What an eerie, ungodly call, Roughan thought. He and the corpsman spent several minutes behind the mound, trying to figure out how to get to Blakesley. The corpsman, completely unnerved, handed his medical bag to Roughan. “It’s impossible, we can’t get to him! Don’t even try it, it’s crazy!”
The corpsman bounded rearward. You skinny little shit! Roughan thought, enraged. The sonofabitch asks for a volunteer, and then
didi maus
when the shit gets too hot! Blakesley was still moaning for a corpsman. Oh shit, how am I going to do this? Roughan figured the only way to get Blakesley was in an unburdened fireman’s carry. He kept his helmet on, but shrugged out of his hot and heavy flak jacket. He also left the corpsman’s bag as he shoved off on his belly toward the dike that separated him from the wounded man. He had covered about fifty feet when something exploded a few meters to his left. When he came back to reality, he felt no pain. He was just numb, except for the warm sensation of blood running down his neck. He’d been hit on the left side of the back of the neck, and he felt along the painless edge of the pockmark, trying to determine the extent of his injuries. He did not discover the exit wound on the other side.
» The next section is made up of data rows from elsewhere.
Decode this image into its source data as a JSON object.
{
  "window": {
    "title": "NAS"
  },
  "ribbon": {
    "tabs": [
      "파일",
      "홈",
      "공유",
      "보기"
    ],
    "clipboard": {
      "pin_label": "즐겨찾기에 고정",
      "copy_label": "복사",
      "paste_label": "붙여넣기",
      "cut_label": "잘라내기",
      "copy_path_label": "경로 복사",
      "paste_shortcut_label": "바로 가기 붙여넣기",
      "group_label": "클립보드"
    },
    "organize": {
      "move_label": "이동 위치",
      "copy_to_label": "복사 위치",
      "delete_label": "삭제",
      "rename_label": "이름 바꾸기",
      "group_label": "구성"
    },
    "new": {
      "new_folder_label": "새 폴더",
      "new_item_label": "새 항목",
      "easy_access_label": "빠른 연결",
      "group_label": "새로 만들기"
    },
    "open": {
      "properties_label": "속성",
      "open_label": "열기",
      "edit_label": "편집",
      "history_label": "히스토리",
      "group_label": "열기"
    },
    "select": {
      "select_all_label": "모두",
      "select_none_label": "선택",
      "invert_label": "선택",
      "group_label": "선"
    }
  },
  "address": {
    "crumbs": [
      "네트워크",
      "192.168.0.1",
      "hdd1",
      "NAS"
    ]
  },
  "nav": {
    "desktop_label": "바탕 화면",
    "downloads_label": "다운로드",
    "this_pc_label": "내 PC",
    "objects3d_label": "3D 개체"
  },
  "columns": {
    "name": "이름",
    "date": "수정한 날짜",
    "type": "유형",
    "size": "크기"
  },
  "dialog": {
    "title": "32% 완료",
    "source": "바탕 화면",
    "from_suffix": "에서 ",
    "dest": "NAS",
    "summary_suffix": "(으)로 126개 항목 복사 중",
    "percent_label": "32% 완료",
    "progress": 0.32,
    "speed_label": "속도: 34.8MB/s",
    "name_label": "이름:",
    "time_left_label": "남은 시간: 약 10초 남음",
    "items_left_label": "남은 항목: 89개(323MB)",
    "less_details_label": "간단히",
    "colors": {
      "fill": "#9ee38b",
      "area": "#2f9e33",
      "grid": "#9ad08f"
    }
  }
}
Roughan bellowed for a corpsman. He could still hear Blakesley’s delirious groaning. When he realized that no one was coming for them, he crawled back to the mound. Too tired to keep pushing along on his belly, he continued rearward in a stumbling crouch with his head tilted to the right, cradled in his right hand, to staunch the flow of blood. His team leader’s helmeted head popped up from behind another mound. “Hey,
Birdie, whataya doin’ comin’ back here? I thought you volunteered to help the doc?”
“I’ve been hit, I’ve been hit!” Roughan shouted.
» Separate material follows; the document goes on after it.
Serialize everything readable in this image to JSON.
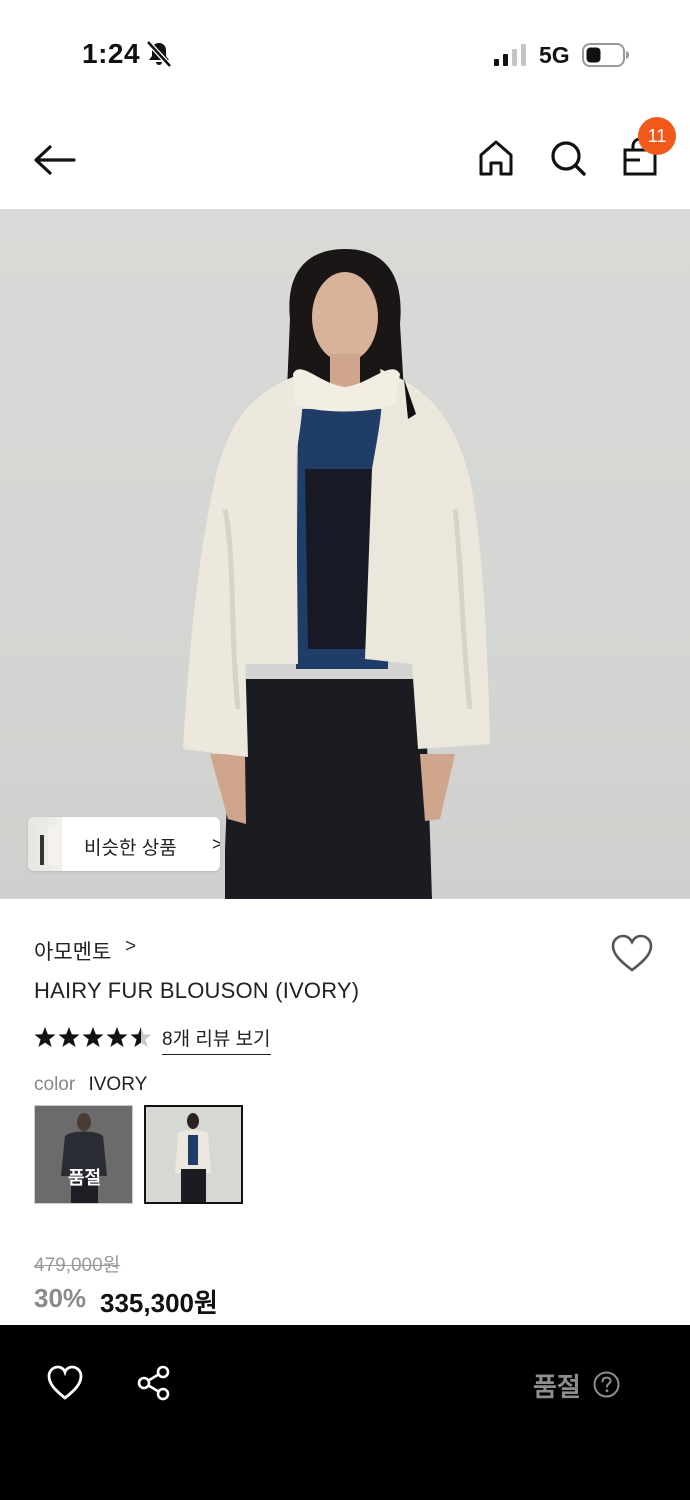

After pulling Roughan behind the mound, the gunner secured a battle dressing around his ammo bearer’s neck. The last thing Roughan said to the four-man M60 team with which he had spent the four best and worst months of his life seemed very important at the time: “Any more pogey bait packages I might get while I’m doing time in the hospital, just open ’Em up and share ’Em.”
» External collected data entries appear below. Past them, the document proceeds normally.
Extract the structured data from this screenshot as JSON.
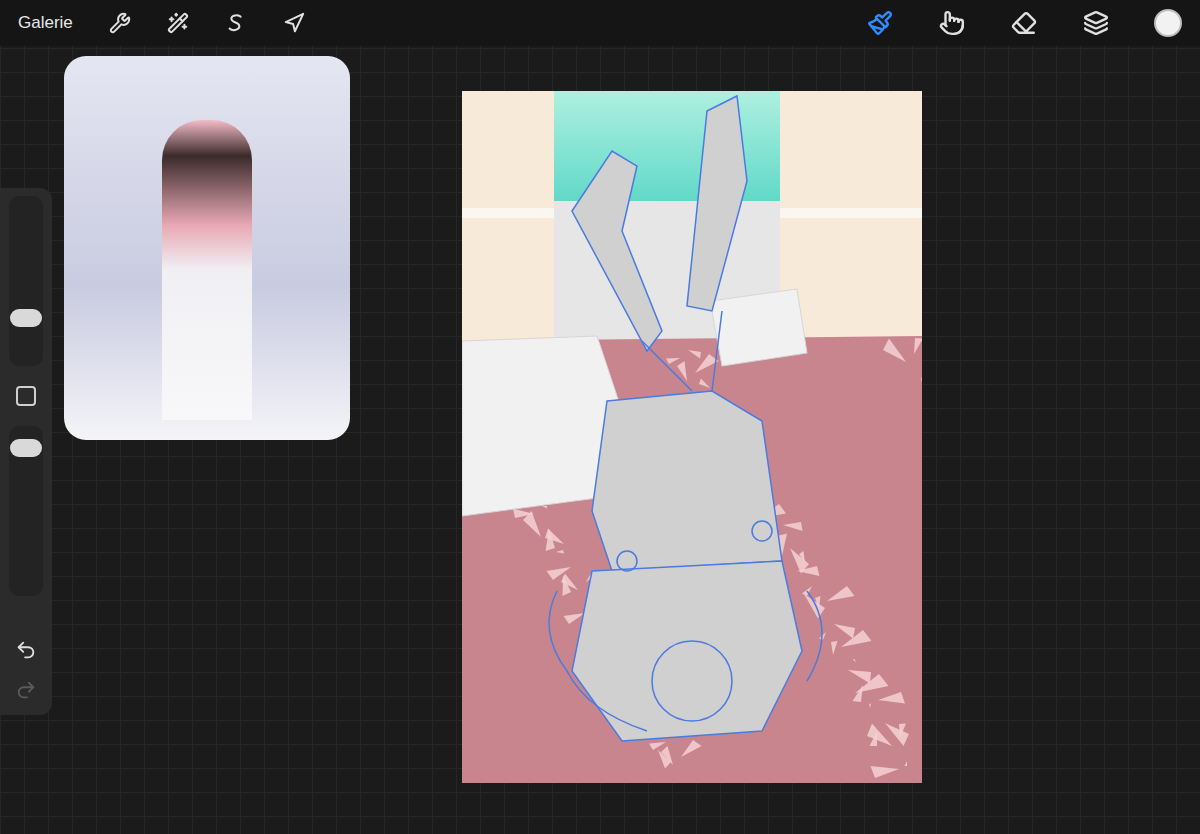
{
  "toolbar": {
    "gallery": "Galerie",
    "left_tools": [
      {
        "kind": "wrench",
        "selected": false
      },
      {
        "kind": "wand",
        "selected": false
      },
      {
        "kind": "selection",
        "selected": false
      },
      {
        "kind": "transform",
        "selected": false
      }
    ],
    "right_tools": [
      {
        "kind": "brush",
        "selected": true
      },
      {
        "kind": "smudge",
        "selected": false
      },
      {
        "kind": "eraser",
        "selected": false
      },
      {
        "kind": "layers",
        "selected": false
      }
    ],
    "current_color": "#f2f2f2"
  },
  "sidebar": {
    "brush_size": {
      "level": 0.28
    },
    "opacity": {
      "level": 0.87
    },
    "undo_disabled": false,
    "redo_disabled": true
  }
}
Crawling again until that became too tiring, Roughan completed his under-fire maneuver to An Lac in an exhausted, zigzagging stagger. He was placed aboard a skimmer—the driver had one hand on the throttle, and a .45 in the other—and taken downriver to Mai Xa Chanh West. The beach there was crowded with casualties. Roughan, numb and spent, lay on his back and called to a corpsman, “Can I have some water?”
“Sure you can,” came the reply.
“Can I have a smoke?”
“Sure, no problem.”
Oh shit, he thought. This is not a good sign. Roughan had been taught that casualties should not even ask for these things because they could adversely affect them. He was afraid that he was so far gone that the corpsmen weren’t even observing the usual precautions. Mustering his best John Wayne drawl for the corpsman, Roughan said, “Well, Doc, whaddya think my chances are?”
“Hey, where there’s life, there’s hope.”
A Sea Horse landed and two Marines lifted Roughan’s litter. He did not know that other Marines had pulled Blakesley to safety. All he knew was that he had failed. He thought he had left the man to die. He felt guilty and angry—and sad, too. He knew that the camaraderie of Bravo Company was something he would miss forever. As they lifted his stretcher into the chopper, he realized he was crying.